In the event of a real-life Code White, staff should first ensure the safety of patients and visitors. Whether you’re outside or inside a building, you should immediately shelter in place. If you’re inside, secure the area by locking and barricading doors, turn off radios and computer monitors, close blinds and block windows. Also, silence cell phones and keep yourself and others out of sight by taking adequate cover, behind concrete walls or filing cabinets.

On the day of the drill, as a reminder to patients and visitors, flyers will be handed out at the gates and parking garages. There will be posters throughout clinics, leading up to the event, and on the day of, also as a reminder. During the drill, staff and patients can expect to see police lights and sirens, as well as some law enforcement activity, but should expect there to be minimal, if any, impact on patient care and daily operations.

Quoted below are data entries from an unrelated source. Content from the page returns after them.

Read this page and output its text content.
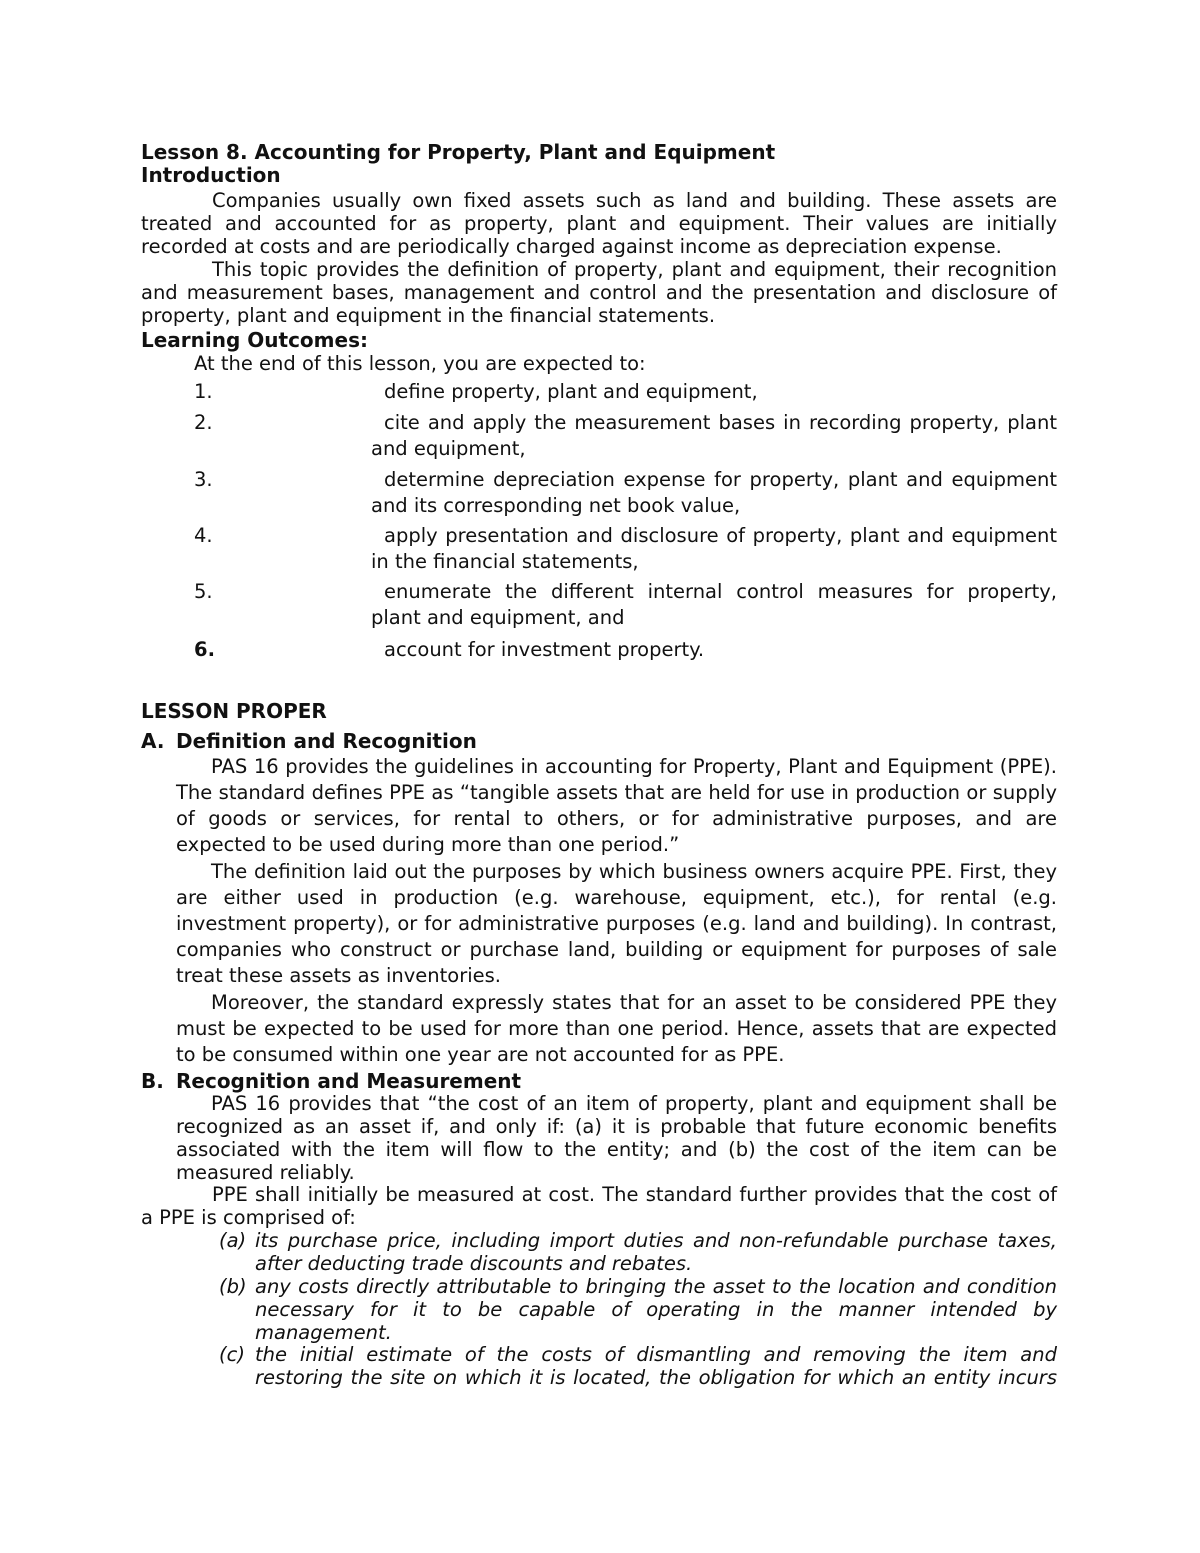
Lesson 8. Accounting for Property, Plant and Equipment
Introduction

Companies usually own fixed assets such as land and building. These assets are treated and accounted for as property, plant and equipment. Their values are initially recorded at costs and are periodically charged against income as depreciation expense.

This topic provides the definition of property, plant and equipment, their recognition and measurement bases, management and control and the presentation and disclosure of property, plant and equipment in the financial statements.

Learning Outcomes:
At the end of this lesson, you are expected to:
1.	define property, plant and equipment,
2.	cite and apply the measurement bases in recording property, plant and equipment,
3.	determine depreciation expense for property, plant and equipment and its corresponding net book value,
4.	apply presentation and disclosure of property, plant and equipment in the financial statements,
5.	enumerate the different internal control measures for property, plant and equipment, and
6.	account for investment property.
LESSON PROPER
A. Definition and Recognition

PAS 16 provides the guidelines in accounting for Property, Plant and Equipment (PPE). The standard defines PPE as “tangible assets that are held for use in production or supply of goods or services, for rental to others, or for administrative purposes, and are expected to be used during more than one period.”

The definition laid out the purposes by which business owners acquire PPE. First, they are either used in production (e.g. warehouse, equipment, etc.), for rental (e.g. investment property), or for administrative purposes (e.g. land and building). In contrast, companies who construct or purchase land, building or equipment for purposes of sale treat these assets as inventories.

Moreover, the standard expressly states that for an asset to be considered PPE they must be expected to be used for more than one period. Hence, assets that are expected to be consumed within one year are not accounted for as PPE.

B. Recognition and Measurement

PAS 16 provides that “the cost of an item of property, plant and equipment shall be recognized as an asset if, and only if: (a) it is probable that future economic benefits associated with the item will flow to the entity; and (b) the cost of the item can be measured reliably.

PPE shall initially be measured at cost. The standard further provides that the cost of a PPE is comprised of:

(a) its purchase price, including import duties and non-refundable purchase taxes, after deducting trade discounts and rebates.
(b) any costs directly attributable to bringing the asset to the location and condition necessary for it to be capable of operating in the manner intended by management.
(c) the initial estimate of the costs of dismantling and removing the item and restoring the site on which it is located, the obligation for which an entity incurs
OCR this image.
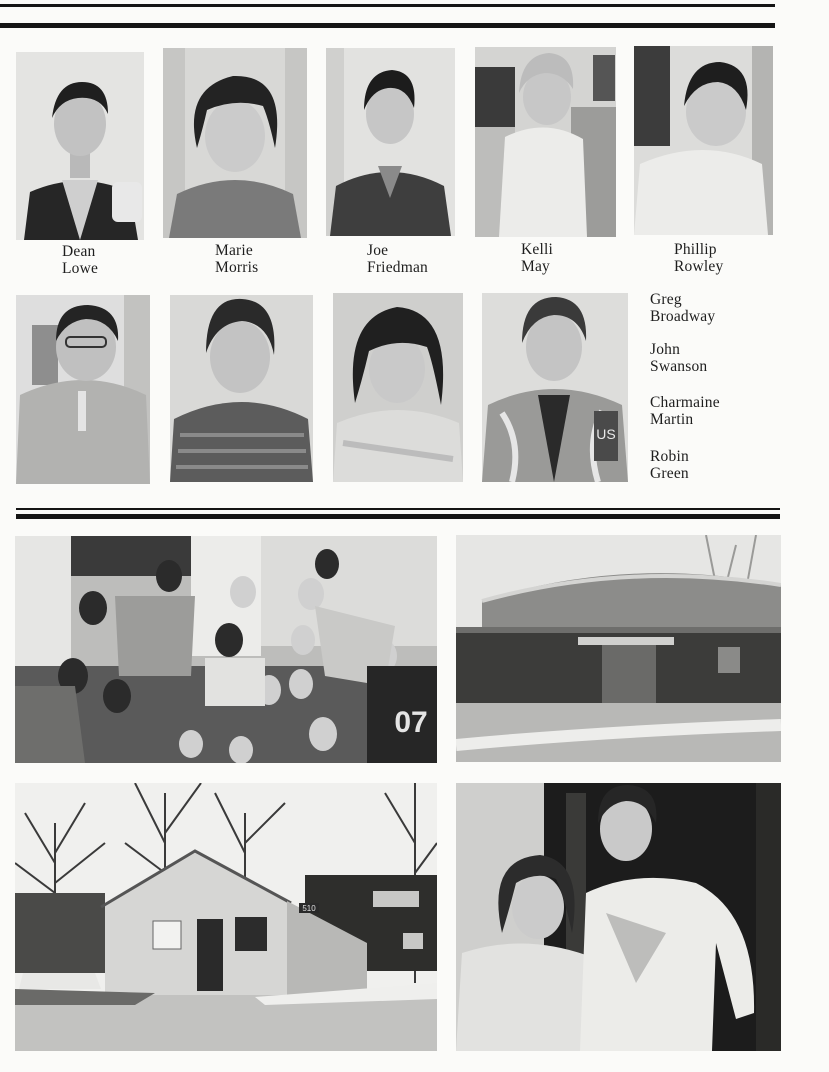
Dean
Lowe
Marie
Morris
Joe
Friedman
Kelli
May
Phillip
Rowley
US
Greg
Broadway
John
Swanson
Charmaine
Martin
Robin
Green
07
510
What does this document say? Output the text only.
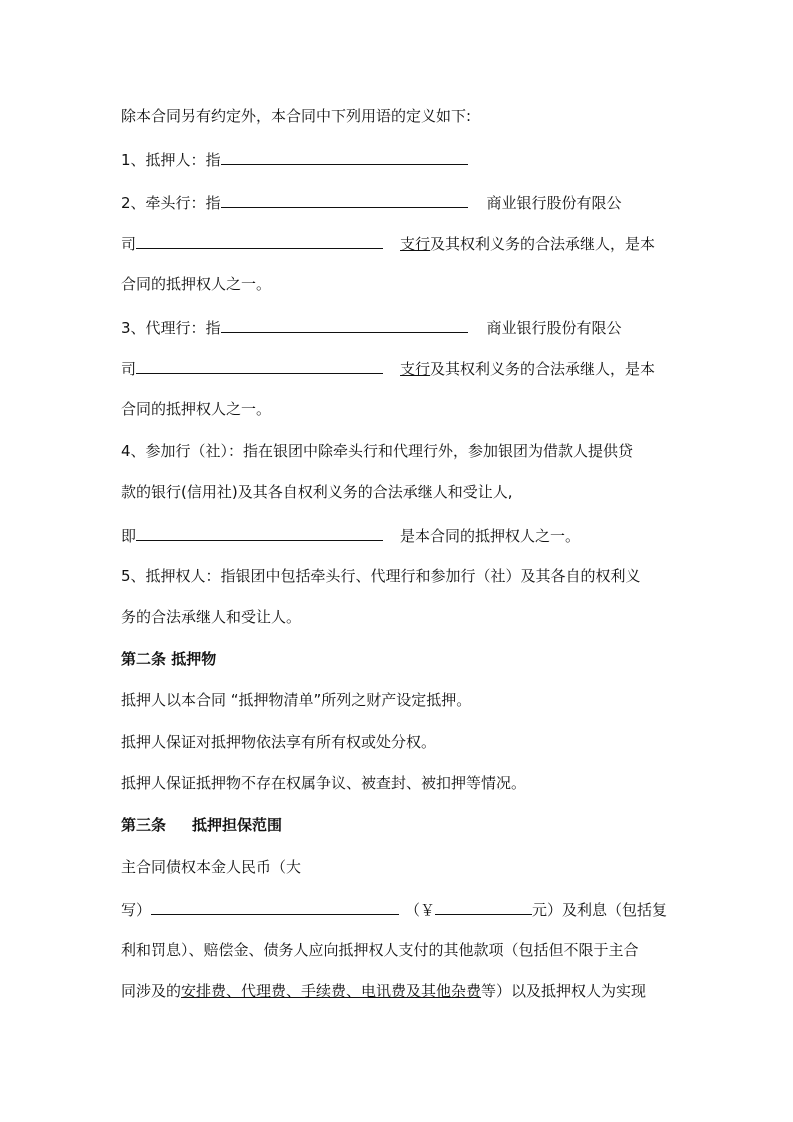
除本合同另有约定外，本合同中下列用语的定义如下:
1、抵押人：指
2、牵头行：指	商业银行股份有限公
司	支行及其权利义务的合法承继人，是本
合同的抵押权人之一。
3、代理行：指	商业银行股份有限公
司	支行及其权利义务的合法承继人，是本
合同的抵押权人之一。
4、参加行（社）：指在银团中除牵头行和代理行外，参加银团为借款人提供贷
款的银行(信用社)及其各自权利义务的合法承继人和受让人,
即	是本合同的抵押权人之一。
5、抵押权人：指银团中包括牵头行、代理行和参加行（社）及其各自的权利义
务的合法承继人和受让人。
第二条 抵押物
抵押人以本合同 “抵押物清单”所列之财产设定抵押。
抵押人保证对抵押物依法享有所有权或处分权。
抵押人保证抵押物不存在权属争议、被查封、被扣押等情况。
第三条 抵押担保范围
主合同债权本金人民币（大
写）	（￥	元）及利息（包括复
利和罚息）、赔偿金、债务人应向抵押权人支付的其他款项（包括但不限于主合
同涉及的安排费、代理费、手续费、电讯费及其他杂费等）以及抵押权人为实现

“Our goal is patient care. Our goal is to be patient-friendly, and to provide world-class care,” Gillette said. He added clearing out hallways, turning lights off and finding safe havens are paramount to the success of the drill. “Our staff are responsible for taking care of patients and visitors here … however, [during the exercise], we do provide patient care, so patient treatments will still continue.”

Even though a drill is taking place, everyone is encouraged, as usual, to report any suspicious activity, by dialing Security, 301-295-1246, or 777 from any installation landline.